Sure enough, the administration has tried to confound or confuse any criticism of its special ed program. It has raised the red herring of inclusion. It has trotted out new, self-serving statistics. It has censored sections of the audit, then restored them. Its attorneys requested more details on malfeasance, then asked that sections be toned down on the promise that changes were forthcoming.

But aside from Irvin's move up to an area superintendent's job -- a move that Superintendent Brian Cram insists was independent of the audit -- nothing has changed. Nor is any semblance of reform likely with the report in Cram's hands.

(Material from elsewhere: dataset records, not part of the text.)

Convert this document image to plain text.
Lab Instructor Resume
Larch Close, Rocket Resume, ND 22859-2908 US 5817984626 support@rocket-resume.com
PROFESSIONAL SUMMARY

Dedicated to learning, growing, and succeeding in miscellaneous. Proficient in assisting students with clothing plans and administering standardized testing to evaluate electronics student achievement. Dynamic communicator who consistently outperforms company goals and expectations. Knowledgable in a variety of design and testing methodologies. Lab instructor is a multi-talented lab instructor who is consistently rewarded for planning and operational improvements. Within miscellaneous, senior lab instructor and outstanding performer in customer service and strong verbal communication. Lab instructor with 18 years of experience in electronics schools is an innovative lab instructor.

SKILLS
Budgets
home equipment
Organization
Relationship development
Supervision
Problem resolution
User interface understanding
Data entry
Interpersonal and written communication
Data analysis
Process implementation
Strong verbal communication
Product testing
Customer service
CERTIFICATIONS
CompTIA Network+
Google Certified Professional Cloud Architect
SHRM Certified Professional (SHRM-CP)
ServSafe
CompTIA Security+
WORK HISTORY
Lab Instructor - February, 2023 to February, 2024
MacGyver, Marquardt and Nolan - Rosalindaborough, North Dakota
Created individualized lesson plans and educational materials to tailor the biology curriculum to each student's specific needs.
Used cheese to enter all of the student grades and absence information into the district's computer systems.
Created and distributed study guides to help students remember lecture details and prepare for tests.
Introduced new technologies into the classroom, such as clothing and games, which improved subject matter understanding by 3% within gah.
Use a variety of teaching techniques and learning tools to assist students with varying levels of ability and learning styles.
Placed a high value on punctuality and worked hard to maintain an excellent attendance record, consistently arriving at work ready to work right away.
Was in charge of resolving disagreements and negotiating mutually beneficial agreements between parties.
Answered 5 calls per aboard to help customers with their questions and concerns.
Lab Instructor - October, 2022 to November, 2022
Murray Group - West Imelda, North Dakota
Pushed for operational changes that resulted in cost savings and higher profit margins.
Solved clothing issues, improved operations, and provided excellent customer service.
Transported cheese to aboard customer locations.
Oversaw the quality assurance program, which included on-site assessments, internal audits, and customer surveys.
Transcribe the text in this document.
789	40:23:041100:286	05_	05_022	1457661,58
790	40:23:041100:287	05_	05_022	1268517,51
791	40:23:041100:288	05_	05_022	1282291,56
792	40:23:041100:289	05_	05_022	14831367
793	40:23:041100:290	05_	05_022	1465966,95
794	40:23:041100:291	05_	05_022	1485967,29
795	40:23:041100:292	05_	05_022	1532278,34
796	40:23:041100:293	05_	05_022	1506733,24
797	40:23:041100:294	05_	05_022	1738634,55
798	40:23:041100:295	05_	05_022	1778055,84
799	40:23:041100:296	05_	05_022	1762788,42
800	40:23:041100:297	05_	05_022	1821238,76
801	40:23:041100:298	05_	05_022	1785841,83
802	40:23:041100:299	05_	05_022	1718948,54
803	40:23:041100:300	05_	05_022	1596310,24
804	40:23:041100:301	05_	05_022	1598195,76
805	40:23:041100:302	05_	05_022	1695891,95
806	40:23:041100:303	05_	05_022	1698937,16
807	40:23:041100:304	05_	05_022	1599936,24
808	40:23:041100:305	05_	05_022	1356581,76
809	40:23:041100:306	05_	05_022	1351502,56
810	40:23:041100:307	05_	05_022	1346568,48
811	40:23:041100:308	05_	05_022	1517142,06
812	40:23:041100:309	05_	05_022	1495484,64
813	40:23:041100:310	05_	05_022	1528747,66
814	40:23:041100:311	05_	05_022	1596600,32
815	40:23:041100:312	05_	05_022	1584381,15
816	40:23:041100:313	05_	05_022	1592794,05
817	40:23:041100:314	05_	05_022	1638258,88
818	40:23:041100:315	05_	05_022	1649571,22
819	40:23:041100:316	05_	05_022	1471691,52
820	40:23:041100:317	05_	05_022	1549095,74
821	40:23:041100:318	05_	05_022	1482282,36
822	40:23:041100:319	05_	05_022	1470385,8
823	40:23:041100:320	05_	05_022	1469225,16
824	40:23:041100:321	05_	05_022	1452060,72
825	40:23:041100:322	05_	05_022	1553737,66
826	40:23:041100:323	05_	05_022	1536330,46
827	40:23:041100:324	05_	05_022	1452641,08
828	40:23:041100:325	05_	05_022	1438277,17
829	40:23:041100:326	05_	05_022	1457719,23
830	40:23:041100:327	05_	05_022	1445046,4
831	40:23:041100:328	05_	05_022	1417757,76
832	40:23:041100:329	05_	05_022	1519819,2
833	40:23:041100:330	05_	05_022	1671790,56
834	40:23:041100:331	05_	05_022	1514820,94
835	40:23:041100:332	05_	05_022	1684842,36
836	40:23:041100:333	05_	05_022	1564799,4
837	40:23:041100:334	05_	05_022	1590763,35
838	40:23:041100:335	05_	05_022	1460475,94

Yet serious problems have surfaced. And they're not going away.

Thirteen specific violations of law have been identified, most involving the destruction or alteration of student records. These are civil rights and parental notification issues that federal authorities tend to take seriously, and that school districts obstruct at their peril.

The report criticized third-party slush funds, soaring transportation costs and top-heavy administration. In Sontag's words "The district has projections of a 60 percent increase in administration through 2001. The whole world is flattening out (organizationally) except for education." Those kinds of findings raise red flags with taxpayers and bond-issue voters.

There also is the matter of Medicaid money.

The SUN has learned that CCSD's general fund is being used to finance certain special ed activities, and that Medicaid reimbursements are not routed back to the fund. This is could amount to a multimillion-dollar raid -- and the reaction of parents of general education students could blow the special ed debate wide open.

But rather than look for ways to incorporate constructive criticism, Cram and Co. have gone into the bunker.

"It's a strange response to a report that suggests ways to save money," Rostetter says.

Their characters besmirched and their bill unpaid, the two consultants have gained a healthy skepticism about lofty pronouncements from top CCSD officials.

"Every time this district says something is fixed, our fax machine lights up," Sontag says.

That fax won't be taking staff and parental complaints in the months to come. And in an effort to seal the deal, Ms. Irvin was quoted Thursday as saying that trustee Lois Tarkanian made her special ed stint unbearable.

Irvin's pain threshold notwithstanding, Tarkanian is indeed a danger to the administration. She pushed hard for the independent audit, she is knowledgeable about the special ed field and she is learning where the bodies are buried.

In this light, Irvin's complaint smacks of orchestrated overkill. Much as it would like to, CCSD cannot and should not expect to unring the alarm bell that's been sounded.

So who's credibility is on the line now?